Boston, winter 2008
Winter is wet this year, which is a wonderful thing. Means a good chance we will have blankets of compact, intensely blue bluebonnets in the spring. Ditto for the companion Indian Paintbrushes.Lady Bird's seeds are not dead, only dormant, patiently waiting for rain. Lady Bird's wildflowers connect me with my good Texas roots. They make Texas significantly more bearable.
Some winters, if we get moisture and milder temperatures, you'll see lots of greenery in one shape or another--the junipers, liveoaks, yaupons are dark, hard green. Mosses are brilliant, so are various bush plants, sage, cacti and succulents. All vibrant green. Until or if a frost comes along.
Other winters, no rain, hard and long freezes, ice storms, all the flora is pruned by mother nature, dead branches everywhere and vigorous spring growth unless the drought persists. Then it's spindly, faded, sparse, pretty much god-awful pitiful.
But that's not what I've been thinking about all day. I think about weather all the time, actually--I drive/bus/ walk to and from work, and drive/walk to and from rehearsals. So I'm out in it. The truth is, even though looking through my last, scarce posts, seeing how many were about people I've lost in the last year, I feel amazingly, vitally, alive.

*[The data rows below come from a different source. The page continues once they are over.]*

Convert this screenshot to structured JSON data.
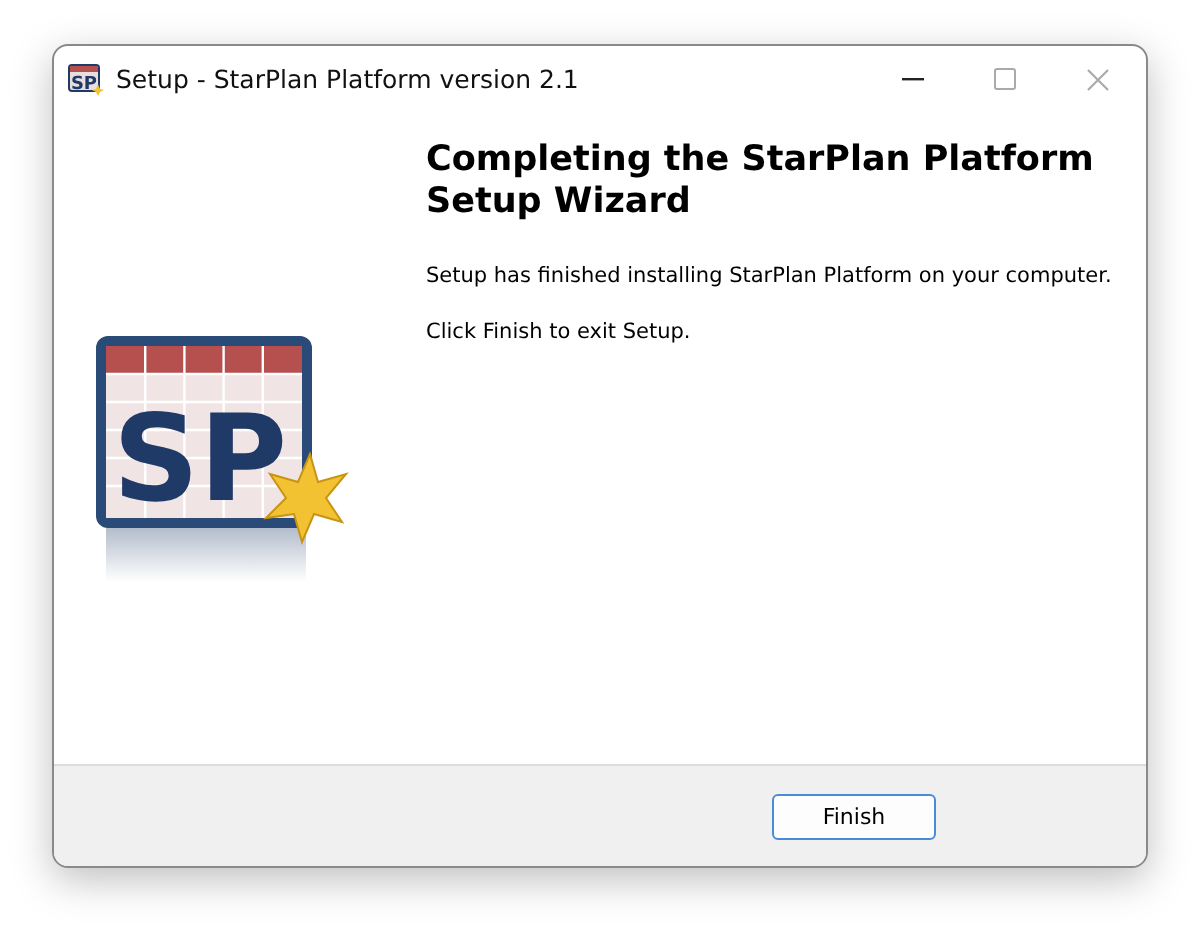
{
  "window": {
    "title": "Setup - StarPlan Platform version 2.1",
    "app_icon_text": "SP"
  },
  "logo": {
    "text": "SP"
  },
  "heading": "Completing the StarPlan Platform Setup Wizard",
  "paragraphs": [
    "Setup has finished installing StarPlan Platform on your computer.",
    "Click Finish to exit Setup."
  ],
  "buttons": [
    "Finish"
  ]
}
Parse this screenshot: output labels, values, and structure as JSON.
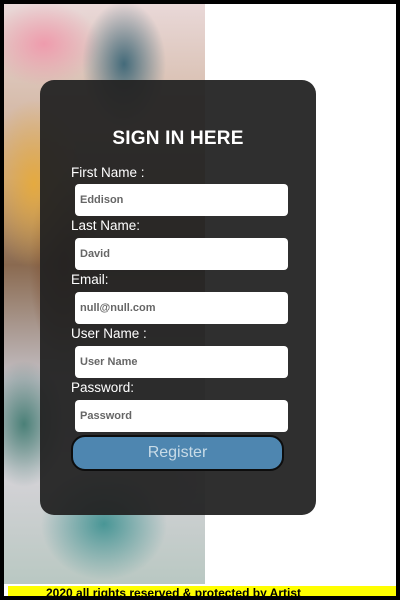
{
  "form": {
    "title": "SIGN IN HERE",
    "fields": [
      {
        "label": "First Name :",
        "value": "",
        "placeholder": "Eddison"
      },
      {
        "label": "Last Name:",
        "value": "",
        "placeholder": "David"
      },
      {
        "label": "Email:",
        "value": "",
        "placeholder": "null@null.com"
      },
      {
        "label": "User Name :",
        "value": "",
        "placeholder": "User Name"
      },
      {
        "label": "Password:",
        "value": "",
        "placeholder": "Password"
      }
    ],
    "register_label": "Register"
  },
  "footer": {
    "text": "2020 all rights reserved & protected by Artist"
  },
  "colors": {
    "card": "#222222",
    "button": "#4e86b0",
    "footer": "#ffff00"
  }
}
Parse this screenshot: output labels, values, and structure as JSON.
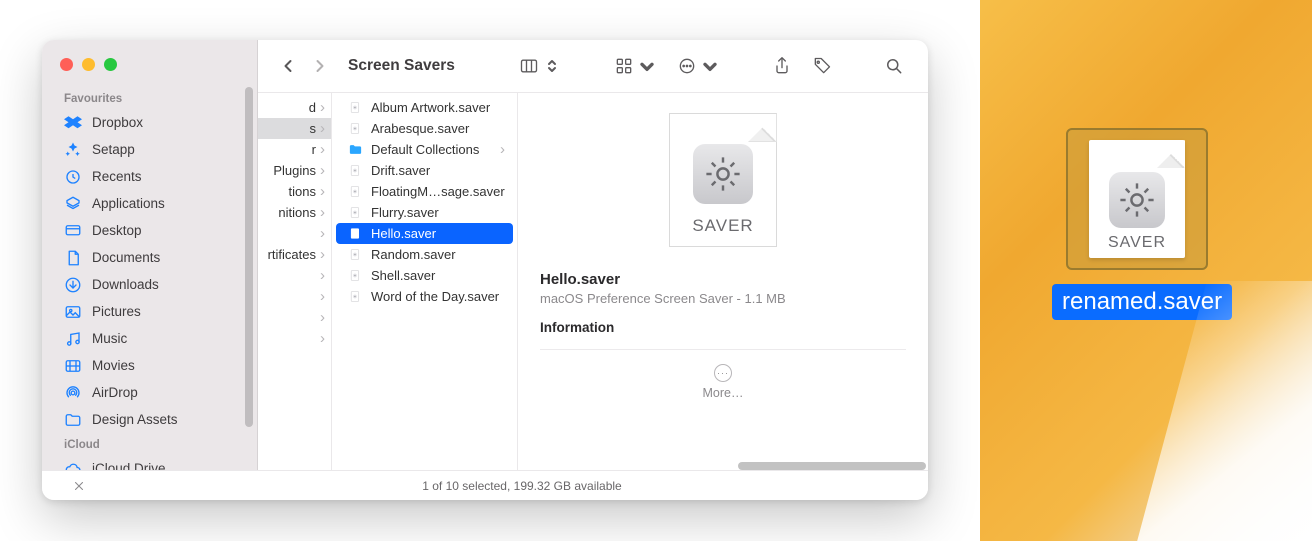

Plus the Capricorn stuff. Winter Solstice. That first spark of light. Winter is the Night of the Anticipated Awakening, summer is the Night of the Long Dance. Winter ignites some drive in me to cover ground. Walking, climbing, hiking. New Years Day is to outdoor adventures as the 4th of July is to fireworks. Summer is mostly just freakin' hot. My brain functions best in the 34-70 degree range. I concur with Robert Frost on the ice thing.
And The Christmas stuff. Not Christmas stuff, The Christmas stuff. This winter I am free of old losses that pretty much took the joy out of Christmas for too many years. This winter I sang Messiah for the 39th or 40th time, after taking a 12 year break. It was deeply healing, especially with David Stevens, in Baroque performance style, with the Austin Symphony. A slimmed-down, agile version that showcased the instrumentalists and singers, energized rather than stupefied the audience. Sitting through the complete Messiah can be like sitting through one night of Wagner's Ring (3-4 hours).

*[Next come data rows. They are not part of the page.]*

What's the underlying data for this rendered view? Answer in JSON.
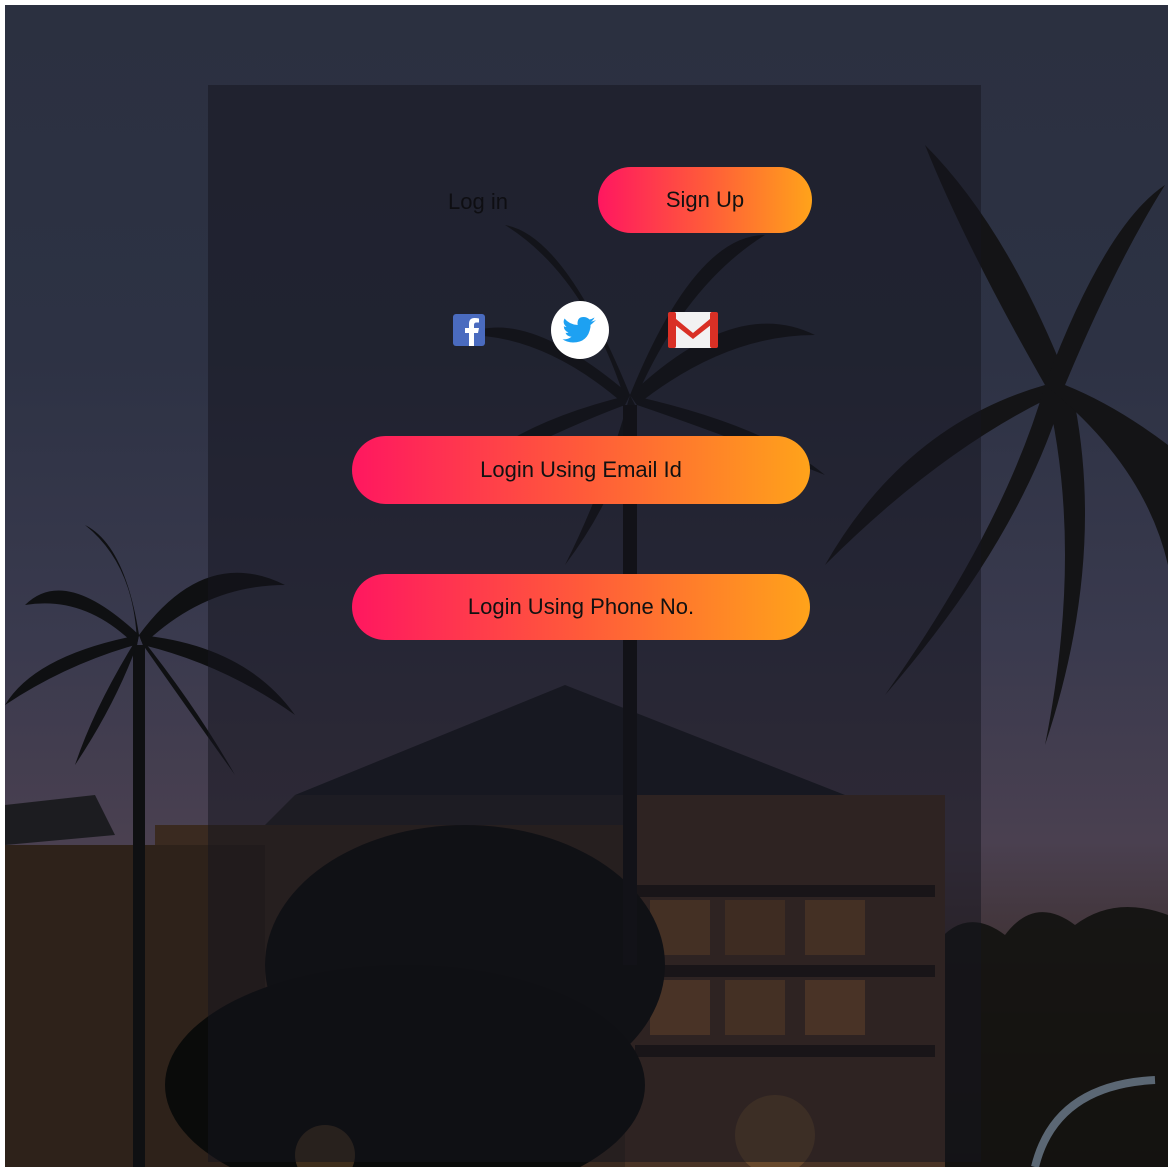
{
  "tabs": {
    "login_label": "Log in",
    "signup_label": "Sign Up"
  },
  "social": [
    {
      "name": "facebook",
      "icon": "facebook-icon",
      "color": "#4a6bbf"
    },
    {
      "name": "twitter",
      "icon": "twitter-icon",
      "color": "#1da1f2"
    },
    {
      "name": "gmail",
      "icon": "gmail-icon",
      "color": "#d93025"
    }
  ],
  "actions": {
    "email_login_label": "Login Using Email Id",
    "phone_login_label": "Login Using Phone No."
  },
  "colors": {
    "gradient_start": "#ff1760",
    "gradient_mid": "#ff5a3a",
    "gradient_end": "#ffa31a",
    "panel_overlay": "rgba(22,22,30,0.52)"
  }
}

Which reminded me of past winter concerts, some with Concert Royale--all baroque instruments, Baroque tuning (slightly lower pitch), creamy-dreamy to sing with. Another endorphin boost. I heart the Baroque.
Savoring all the liquid runs, insanely grateful that I'd walked up and down that pinche hill to and from the Tower long enough to have the breath to pull off those lacy, long sixteenth note passages. Handel didn't slight his altos. Or his violas, or any of the interior voices, vocal or instrumental.
So that's another sign of how winter vitalizes me. I perform best when it's cool. Doing super-hard music is physically demanding. It's kind of amazing to register the mental/physical balance doing music all my life. As a child, it was mentally challenging, physically insignificant. As I age, it's less mentally challenging, but physically difficult (think standing stock still for 30-45 minutes at a time, holding a folder heavy with music, doing mad deep-breathing and sound production, while consummately focusing on a director's every demand).
Lately, the mental/physical has fused into a transcendental state. By now, I have all the major works memorized (that happens if you perform a lot), and I can dispense with a lot of little things that can distract you--the printed music, for one thing. You can attend to tuning, to how your line weaves above and frequently below the tenor line. How you and a soprano become a pair of birds, sweetly swooping and trilling in parallel major thirds (think the duet from Lakme').
Brings us right back around to Rocky Woo-Woo Land. "Support from your diaphragm" becomes "use your core" in today's vernacular. That's the music lesson for today, folks!